I have a problem about Jacobi and Legendre Symbols and don't know how to approach it properly since I am new to this subject. For this problem I tried to show that $$\left(\dfrac{-1}{p^a}\right) = 1$$ and got lost so any help would be awesome.
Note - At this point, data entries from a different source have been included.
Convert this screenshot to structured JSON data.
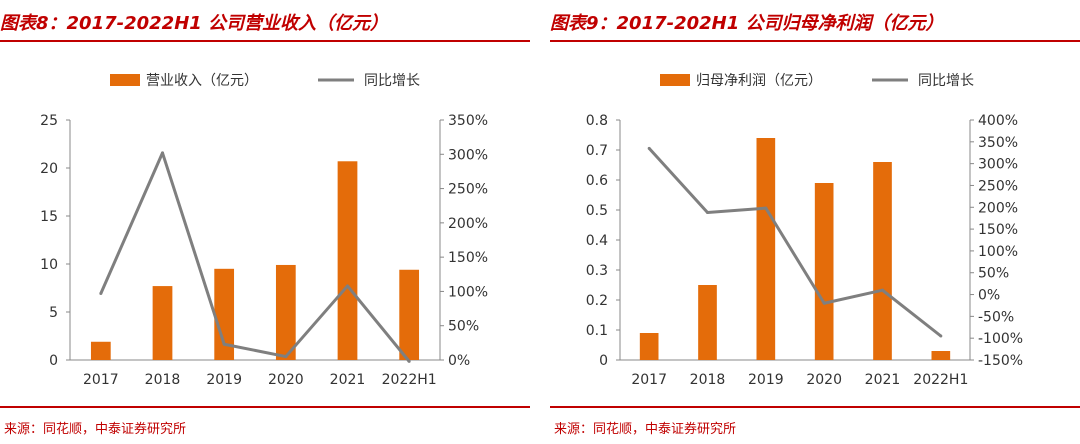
{
  "charts": [
    {
      "title": "图表8：2017-2022H1 公司营业收入（亿元）",
      "source": "来源：同花顺，中泰证券研究所",
      "colors": {
        "bar": "#e46c0a",
        "line": "#7f7f7f",
        "accent": "#c00000"
      },
      "chart_data": {
        "type": "bar",
        "categories": [
          "2017",
          "2018",
          "2019",
          "2020",
          "2021",
          "2022H1"
        ],
        "series": [
          {
            "name": "营业收入（亿元）",
            "type": "bar",
            "axis": "left",
            "values": [
              1.9,
              7.7,
              9.5,
              9.9,
              20.7,
              9.4
            ]
          },
          {
            "name": "同比增长",
            "type": "line",
            "axis": "right",
            "values": [
              97,
              302,
              23,
              5,
              108,
              -2
            ]
          }
        ],
        "y_left": {
          "min": 0,
          "max": 25,
          "ticks": [
            "0",
            "5",
            "10",
            "15",
            "20",
            "25"
          ]
        },
        "y_right": {
          "min": 0,
          "max": 350,
          "ticks": [
            "0%",
            "50%",
            "100%",
            "150%",
            "200%",
            "250%",
            "300%",
            "350%"
          ]
        },
        "legend_position": "top",
        "grid": false
      }
    },
    {
      "title": "图表9：2017-202H1 公司归母净利润（亿元）",
      "source": "来源：同花顺，中泰证券研究所",
      "colors": {
        "bar": "#e46c0a",
        "line": "#7f7f7f",
        "accent": "#c00000"
      },
      "chart_data": {
        "type": "bar",
        "categories": [
          "2017",
          "2018",
          "2019",
          "2020",
          "2021",
          "2022H1"
        ],
        "series": [
          {
            "name": "归母净利润（亿元）",
            "type": "bar",
            "axis": "left",
            "values": [
              0.09,
              0.25,
              0.74,
              0.59,
              0.66,
              0.03
            ]
          },
          {
            "name": "同比增长",
            "type": "line",
            "axis": "right",
            "values": [
              335,
              188,
              198,
              -20,
              10,
              -95
            ]
          }
        ],
        "y_left": {
          "min": 0,
          "max": 0.8,
          "ticks": [
            "0",
            "0.1",
            "0.2",
            "0.3",
            "0.4",
            "0.5",
            "0.6",
            "0.7",
            "0.8"
          ]
        },
        "y_right": {
          "min": -150,
          "max": 400,
          "ticks": [
            "-150%",
            "-100%",
            "-50%",
            "0%",
            "50%",
            "100%",
            "150%",
            "200%",
            "250%",
            "300%",
            "350%",
            "400%"
          ]
        },
        "legend_position": "top",
        "grid": false
      }
    }
  ]
}
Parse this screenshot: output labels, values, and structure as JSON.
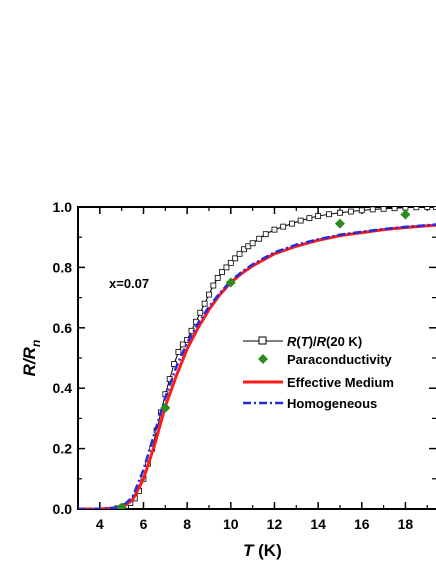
{
  "chart_data": {
    "type": "line",
    "xlim": [
      3,
      19.4
    ],
    "ylim": [
      0,
      1.0
    ],
    "x_ticks": [
      4,
      6,
      8,
      10,
      12,
      14,
      16,
      18
    ],
    "y_ticks": [
      0.0,
      0.2,
      0.4,
      0.6,
      0.8,
      1.0
    ],
    "x_tick_labels": [
      "4",
      "6",
      "8",
      "10",
      "12",
      "14",
      "16",
      "18"
    ],
    "y_tick_labels": [
      "0.0",
      "0.2",
      "0.4",
      "0.6",
      "0.8",
      "1.0"
    ],
    "xlabel_main": "T",
    "xlabel_unit": "(K)",
    "ylabel_main": "R/R",
    "ylabel_sub": "n",
    "annotation": "x=0.07",
    "legend_position": "right-middle",
    "series": [
      {
        "name": "R(T)/R(20 K)",
        "style": "line-open-squares",
        "color": "#000000",
        "x": [
          3.0,
          4.0,
          4.8,
          5.0,
          5.2,
          5.4,
          5.6,
          5.8,
          6.0,
          6.2,
          6.4,
          6.6,
          6.8,
          7.0,
          7.2,
          7.4,
          7.6,
          7.8,
          8.0,
          8.2,
          8.4,
          8.6,
          8.8,
          9.0,
          9.2,
          9.4,
          9.6,
          9.8,
          10.0,
          10.2,
          10.4,
          10.6,
          10.8,
          11.0,
          11.3,
          11.6,
          12.0,
          12.4,
          12.8,
          13.2,
          13.6,
          14.0,
          14.5,
          15.0,
          15.5,
          16.0,
          16.5,
          17.0,
          17.5,
          18.0,
          18.5,
          19.0,
          19.4
        ],
        "y": [
          0.0,
          0.0,
          0.002,
          0.005,
          0.01,
          0.02,
          0.035,
          0.06,
          0.1,
          0.15,
          0.2,
          0.26,
          0.32,
          0.38,
          0.43,
          0.48,
          0.52,
          0.545,
          0.56,
          0.59,
          0.62,
          0.65,
          0.68,
          0.71,
          0.74,
          0.765,
          0.785,
          0.8,
          0.815,
          0.83,
          0.845,
          0.86,
          0.87,
          0.88,
          0.895,
          0.91,
          0.925,
          0.935,
          0.945,
          0.955,
          0.963,
          0.97,
          0.976,
          0.981,
          0.985,
          0.989,
          0.992,
          0.994,
          0.996,
          0.998,
          0.999,
          1.0,
          1.0
        ]
      },
      {
        "name": "Paraconductivity",
        "style": "markers-diamond",
        "color": "#2e8b1e",
        "x": [
          5.0,
          7.0,
          10.0,
          15.0,
          18.0
        ],
        "y": [
          0.005,
          0.335,
          0.75,
          0.945,
          0.975
        ]
      },
      {
        "name": "Effective Medium",
        "style": "solid",
        "color": "#ff1a1a",
        "x": [
          3.0,
          4.0,
          5.0,
          5.5,
          6.0,
          6.5,
          7.0,
          7.5,
          8.0,
          8.5,
          9.0,
          9.5,
          10.0,
          10.5,
          11.0,
          12.0,
          13.0,
          14.0,
          15.0,
          16.0,
          17.0,
          18.0,
          19.4
        ],
        "y": [
          0.0,
          0.0,
          0.005,
          0.03,
          0.1,
          0.21,
          0.34,
          0.44,
          0.53,
          0.6,
          0.66,
          0.71,
          0.75,
          0.78,
          0.805,
          0.845,
          0.87,
          0.89,
          0.905,
          0.915,
          0.925,
          0.932,
          0.94
        ]
      },
      {
        "name": "Homogeneous",
        "style": "dash-dot",
        "color": "#1f2de0",
        "x": [
          3.0,
          4.0,
          5.0,
          5.5,
          6.0,
          6.5,
          7.0,
          7.5,
          8.0,
          8.5,
          9.0,
          9.5,
          10.0,
          10.5,
          11.0,
          12.0,
          13.0,
          14.0,
          15.0,
          16.0,
          17.0,
          18.0,
          19.4
        ],
        "y": [
          0.0,
          0.0,
          0.006,
          0.04,
          0.13,
          0.25,
          0.37,
          0.47,
          0.55,
          0.615,
          0.67,
          0.715,
          0.755,
          0.785,
          0.81,
          0.85,
          0.875,
          0.893,
          0.908,
          0.918,
          0.927,
          0.934,
          0.942
        ]
      }
    ]
  }
}
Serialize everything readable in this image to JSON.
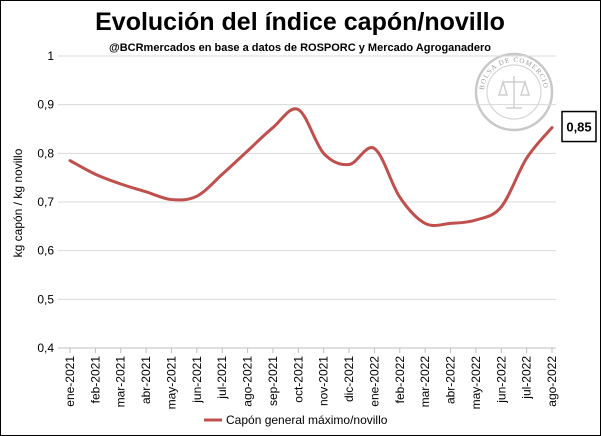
{
  "chart_data": {
    "type": "line",
    "title": "Evolución del índice capón/novillo",
    "subtitle": "@BCRmercados en base a datos de ROSPORC y Mercado Agroganadero",
    "ylabel": "kg capón / kg novillo",
    "xlabel": "",
    "ylim": [
      0.4,
      1.0
    ],
    "yticks": [
      "0,4",
      "0,5",
      "0,6",
      "0,7",
      "0,8",
      "0,9",
      "1"
    ],
    "ytick_values": [
      0.4,
      0.5,
      0.6,
      0.7,
      0.8,
      0.9,
      1.0
    ],
    "grid": "horizontal",
    "legend_position": "bottom",
    "categories": [
      "ene-2021",
      "feb-2021",
      "mar-2021",
      "abr-2021",
      "may-2021",
      "jun-2021",
      "jul-2021",
      "ago-2021",
      "sep-2021",
      "oct-2021",
      "nov-2021",
      "dic-2021",
      "ene-2022",
      "feb-2022",
      "mar-2022",
      "abr-2022",
      "may-2022",
      "jun-2022",
      "jul-2022",
      "ago-2022"
    ],
    "series": [
      {
        "name": "Capón general máximo/novillo",
        "color": "#c0504d",
        "values": [
          0.785,
          0.757,
          0.737,
          0.721,
          0.705,
          0.712,
          0.757,
          0.805,
          0.853,
          0.89,
          0.8,
          0.777,
          0.81,
          0.71,
          0.656,
          0.656,
          0.663,
          0.69,
          0.79,
          0.853
        ]
      }
    ],
    "annotations": [
      {
        "text": "0,85",
        "series": 0,
        "point": "last"
      }
    ]
  },
  "watermark": {
    "text": "BOLSA DE COMERCIO DE ROSARIO",
    "color": "#9a9a9a"
  }
}
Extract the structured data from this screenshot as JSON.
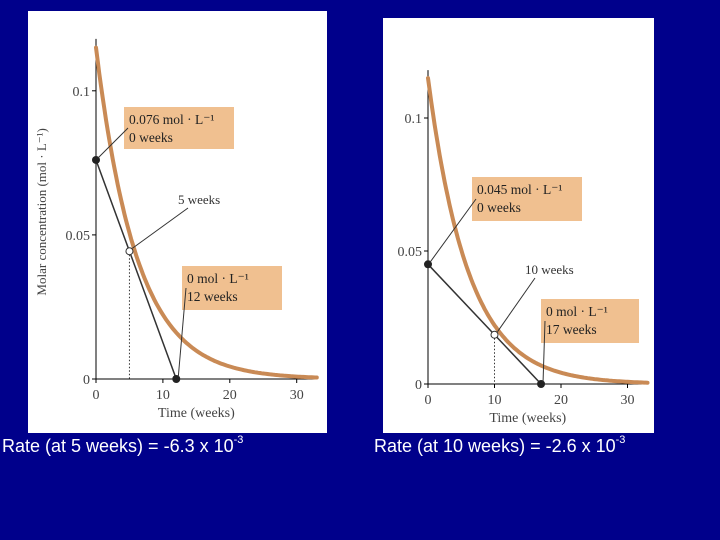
{
  "colors": {
    "background": "#00008b",
    "curve": "#c98a55",
    "label_box": "#f0c090",
    "tangent": "#333333"
  },
  "chart_data": [
    {
      "type": "line",
      "title": "",
      "xlabel": "Time (weeks)",
      "ylabel": "Molar concentration (mol · L⁻¹)",
      "xlim": [
        0,
        33
      ],
      "ylim": [
        0,
        0.118
      ],
      "xticks": [
        "0",
        "10",
        "20",
        "30"
      ],
      "yticks": [
        "0",
        "0.05",
        "0.1"
      ],
      "curve": {
        "name": "concentration",
        "c0": 0.115,
        "k": 0.164
      },
      "tangent": {
        "p1": [
          0,
          0.076
        ],
        "p2": [
          12,
          0
        ]
      },
      "tangent_point": {
        "x": 5,
        "label": "5 weeks"
      },
      "boxes": [
        {
          "line1": "0.076 mol · L⁻¹",
          "line2": "0 weeks"
        },
        {
          "line1": "0 mol · L⁻¹",
          "line2": "12 weeks"
        }
      ]
    },
    {
      "type": "line",
      "title": "",
      "xlabel": "Time (weeks)",
      "ylabel": "",
      "xlim": [
        0,
        33
      ],
      "ylim": [
        0,
        0.118
      ],
      "xticks": [
        "0",
        "10",
        "20",
        "30"
      ],
      "yticks": [
        "0",
        "0.05",
        "0.1"
      ],
      "curve": {
        "name": "concentration",
        "c0": 0.115,
        "k": 0.165
      },
      "tangent": {
        "p1": [
          0,
          0.045
        ],
        "p2": [
          17,
          0
        ]
      },
      "tangent_point": {
        "x": 10,
        "label": "10 weeks"
      },
      "boxes": [
        {
          "line1": "0.045 mol · L⁻¹",
          "line2": "0 weeks"
        },
        {
          "line1": "0 mol · L⁻¹",
          "line2": "17 weeks"
        }
      ]
    }
  ],
  "captions": [
    {
      "text": "Rate (at 5 weeks) = -6.3 x 10",
      "exp": "-3"
    },
    {
      "text": "Rate (at 10 weeks) = -2.6 x 10",
      "exp": "-3"
    }
  ]
}
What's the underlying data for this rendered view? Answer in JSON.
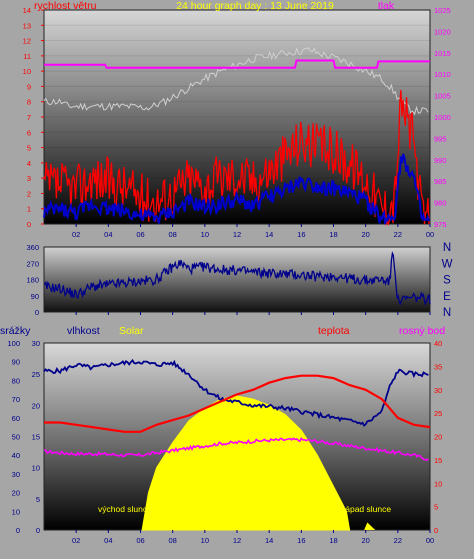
{
  "window": {
    "title": "24 hour graph day : 13 June 2019"
  },
  "colors": {
    "background": "#a6a6a6",
    "wind_speed": "#ff0000",
    "wind_gust": "#ff0000",
    "wind_avg": "#0000cc",
    "pressure": "#ff00ff",
    "direction": "#00008b",
    "humidity": "#00008b",
    "temperature": "#ff0000",
    "dewpoint": "#ff00ff",
    "solar": "#ffff00",
    "grey_line": "#cfcfcf"
  },
  "chart_data": [
    {
      "type": "line",
      "title": "24 hour graph day : 13 June 2019",
      "ylabel_left": "rychlost větru",
      "ylabel_right": "tlak",
      "ylim_left": [
        0,
        14
      ],
      "ylim_right": [
        975,
        1025
      ],
      "yticks_left": [
        "0",
        "1",
        "2",
        "3",
        "4",
        "5",
        "6",
        "7",
        "8",
        "9",
        "10",
        "11",
        "12",
        "13",
        "14"
      ],
      "yticks_right": [
        "975",
        "980",
        "985",
        "990",
        "995",
        "1000",
        "1005",
        "1010",
        "1015",
        "1020",
        "1025"
      ],
      "xticks": [
        "02",
        "04",
        "06",
        "08",
        "10",
        "12",
        "14",
        "16",
        "18",
        "20",
        "22",
        "00"
      ],
      "xlim": [
        0,
        24
      ],
      "series": [
        {
          "name": "tlak",
          "color": "#ff00ff",
          "x": [
            0,
            3.8,
            3.9,
            15.6,
            15.7,
            18.0,
            18.1,
            20.7,
            20.8,
            24
          ],
          "y": [
            1012.2,
            1012.2,
            1011.5,
            1011.5,
            1013.2,
            1013.2,
            1011.5,
            1011.5,
            1013.0,
            1013.0
          ]
        },
        {
          "x": [
            0,
            1,
            1.5,
            3,
            5,
            6.5,
            7.5,
            8.5,
            9.5,
            10,
            11,
            12,
            13,
            14,
            15,
            16,
            16.5,
            17,
            18,
            19,
            20,
            21,
            21.5,
            22,
            22.5,
            23,
            24
          ],
          "y": [
            8.0,
            8.0,
            7.7,
            7.7,
            7.7,
            7.6,
            8.0,
            8.6,
            9.2,
            9.5,
            10.0,
            10.4,
            10.8,
            11.0,
            11.2,
            11.3,
            11.4,
            11.2,
            10.9,
            10.5,
            10.0,
            9.5,
            9.0,
            8.3,
            7.7,
            7.4,
            7.4
          ]
        },
        {
          "x": [
            0,
            1,
            2,
            3,
            4,
            5,
            6,
            7,
            8,
            9,
            10,
            11,
            12,
            13,
            14,
            15,
            16,
            17,
            18,
            19,
            20,
            21,
            21.8,
            22.2,
            23,
            23.5,
            24
          ],
          "y": [
            2.5,
            2.5,
            2.3,
            3.0,
            2.8,
            2.4,
            1.8,
            1.5,
            2.0,
            3.0,
            2.5,
            3.0,
            3.2,
            2.8,
            3.5,
            4.5,
            5.5,
            5.0,
            4.8,
            4.0,
            3.0,
            1.0,
            1.5,
            8.0,
            5.5,
            0.5,
            0.2
          ]
        },
        {
          "x": [
            0,
            1,
            2,
            3,
            4,
            5,
            6,
            7,
            8,
            9,
            10,
            11,
            12,
            13,
            14,
            15,
            16,
            17,
            18,
            19,
            20,
            21,
            21.8,
            22.2,
            23,
            23.5,
            24
          ],
          "y": [
            0.8,
            1.0,
            0.7,
            1.3,
            1.0,
            0.9,
            0.5,
            0.4,
            0.8,
            1.4,
            1.1,
            1.3,
            1.5,
            1.2,
            1.8,
            2.2,
            2.8,
            2.5,
            2.3,
            2.0,
            1.5,
            0.3,
            0.6,
            4.5,
            3.0,
            0.3,
            0.1
          ]
        }
      ]
    },
    {
      "type": "line",
      "ylim": [
        0,
        360
      ],
      "yticks": [
        "0",
        "90",
        "180",
        "270",
        "360"
      ],
      "compass": [
        "N",
        "W",
        "S",
        "E",
        "N"
      ],
      "xticks": [
        "02",
        "04",
        "06",
        "08",
        "10",
        "12",
        "14",
        "16",
        "18",
        "20",
        "22",
        "00"
      ],
      "series": [
        {
          "color": "#00008b",
          "x": [
            0,
            1,
            2,
            3,
            4,
            5,
            6,
            7,
            8,
            8.5,
            9,
            10,
            11,
            12,
            13,
            14,
            15,
            16,
            17,
            18,
            19,
            20,
            21,
            21.5,
            21.7,
            22,
            23,
            24
          ],
          "y": [
            140,
            130,
            95,
            140,
            150,
            160,
            170,
            180,
            250,
            270,
            240,
            250,
            235,
            230,
            220,
            215,
            210,
            205,
            195,
            200,
            185,
            175,
            180,
            170,
            350,
            60,
            80,
            70
          ]
        }
      ]
    },
    {
      "type": "line",
      "ylabel_left_1": "srážky",
      "ylabel_left_2": "vlhkost",
      "legend_solar": "Solar",
      "ylabel_right_1": "teplota",
      "ylabel_right_2": "rosný bod",
      "ylim_rain": [
        0,
        100
      ],
      "ylim_humidity": [
        0,
        30
      ],
      "ylim_temp": [
        0,
        40
      ],
      "yticks_rain": [
        "0",
        "10",
        "20",
        "30",
        "40",
        "50",
        "60",
        "70",
        "80",
        "90",
        "100"
      ],
      "yticks_humidity": [
        "0",
        "5",
        "10",
        "15",
        "20",
        "25",
        "30"
      ],
      "yticks_temp": [
        "0",
        "5",
        "10",
        "15",
        "20",
        "25",
        "30",
        "35",
        "40"
      ],
      "xticks": [
        "02",
        "04",
        "06",
        "08",
        "10",
        "12",
        "14",
        "16",
        "18",
        "20",
        "22",
        "00"
      ],
      "annotations": [
        "východ slunce",
        "západ slunce"
      ],
      "series": [
        {
          "name": "vlhkost",
          "color": "#00008b",
          "x": [
            0,
            1,
            2,
            3,
            4,
            5,
            6,
            7,
            8,
            9,
            10,
            11,
            12,
            13,
            14,
            15,
            16,
            17,
            18,
            19,
            20,
            20.5,
            21,
            21.5,
            22,
            23,
            24
          ],
          "y": [
            25.5,
            25.5,
            26.5,
            26.0,
            26.5,
            26.8,
            27.0,
            26.5,
            26.8,
            25.0,
            22.5,
            21.0,
            20.5,
            20.0,
            19.8,
            19.5,
            19.0,
            18.5,
            18.0,
            17.5,
            17.0,
            18.0,
            19.0,
            23.0,
            25.5,
            25.0,
            25.0
          ]
        },
        {
          "name": "teplota",
          "color": "#ff0000",
          "x": [
            0,
            1,
            2,
            3,
            4,
            5,
            6,
            7,
            8,
            9,
            10,
            11,
            12,
            13,
            14,
            15,
            16,
            17,
            18,
            19,
            20,
            21,
            22,
            23,
            24
          ],
          "y": [
            23.0,
            23.0,
            22.5,
            22.0,
            21.5,
            21.0,
            21.0,
            22.5,
            23.5,
            24.5,
            26.0,
            27.5,
            29.0,
            30.0,
            31.5,
            32.5,
            33.0,
            33.0,
            32.5,
            31.0,
            30.0,
            28.0,
            24.0,
            22.5,
            22.0
          ]
        },
        {
          "name": "rosný bod",
          "color": "#ff00ff",
          "x": [
            0,
            1,
            2,
            3,
            4,
            5,
            6,
            7,
            8,
            9,
            10,
            11,
            12,
            13,
            14,
            15,
            16,
            17,
            18,
            19,
            20,
            21,
            22,
            23,
            24
          ],
          "y": [
            16.8,
            16.5,
            16.3,
            16.3,
            16.2,
            16.0,
            16.0,
            16.5,
            17.0,
            17.5,
            18.0,
            18.5,
            18.7,
            19.0,
            19.2,
            19.3,
            19.3,
            19.0,
            18.5,
            18.0,
            17.5,
            17.0,
            16.5,
            16.0,
            15.0
          ]
        },
        {
          "name": "Solar",
          "color": "#ffff00",
          "x": [
            6.1,
            6.5,
            7,
            8,
            9,
            10,
            11,
            12,
            13,
            14,
            15,
            16,
            17,
            18,
            18.8,
            19.0
          ],
          "y": [
            0,
            6,
            10,
            14,
            17.5,
            19.5,
            21.0,
            21.5,
            21.0,
            20.0,
            18.5,
            16.0,
            12.0,
            7.0,
            3.0,
            0
          ]
        }
      ]
    }
  ]
}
• Remember that the Jacobi symbol can equal $1$ even without there being solutions to a congruence, such as $(\frac{-1}{9}) = (\frac{-1}3)^2 = 1$. – Greg Martin Aug 12 at 5:15
• Yea, I forgot about that, so is this approach of mine feasible? – user799951 Aug 12 at 5:17
• First of all, there's always solutions where $p^a$ divides both $x$ and $y$, for example; perhaps you want to exclude such solutions. The standard way to go from information modulo primes to information modulo their powers is Hensel's lemma. – Greg Martin Aug 12 at 5:18
• I have found that p = 1 mod 4 for $x^{2}$ + $y^{2}$ = 0 (mod p) to have solutions but I don't know how to go from that – user799951 Aug 12 at 5:22
• If you want solutions where $x$ and $y$ are coprime to $p$, then the admissible $p^a$ are $2$ and $p^a$ for $p\equiv1\pmod4$. – Angina Seng Aug 12 at 5:29

I'm assuming $$xy\neq 0$$. As I see it, there are three cases: $$p\equiv 1 \pmod 4$$, $$p=2$$, $$p\equiv 3 \pmod 4$$.
1. $$p\equiv 1 \pmod 4$$: Using Gaussian integers, one can show $$X^2+Y^2=p$$ has a solution. Then the Diophantus identity $$(a^2+b^2)(c^2+d^2)=(ac+bd)^2(ad-bc)^2$$shows the set of integers expressible as a sum of two squares is closed under multiplication, whence the result follows.
2. $$p=2$$: Clearly $$(x,y)=(1,1)$$ is a solution for $$a=1$$. For $$a>1$$ there are clearly no solutions because you've specified $$(x,2)=(y,2)=1$$, which can't be satisfied modulo $$4$$.
3. $$p\equiv 3 \pmod 4$$: If $$a$$ is odd, there are no solutions because $$x^2+y^2 \equiv 0,1,2\pmod 4$$ but $$p^a\equiv 3\pmod 4$$. If $$a$$ is even, there are no solutions either because as @Greg Martin mentioned, the Jacobi symbol yields a valid solution only if every prime factor gives $$1$$, but we showed there is no solution mod $$p$$.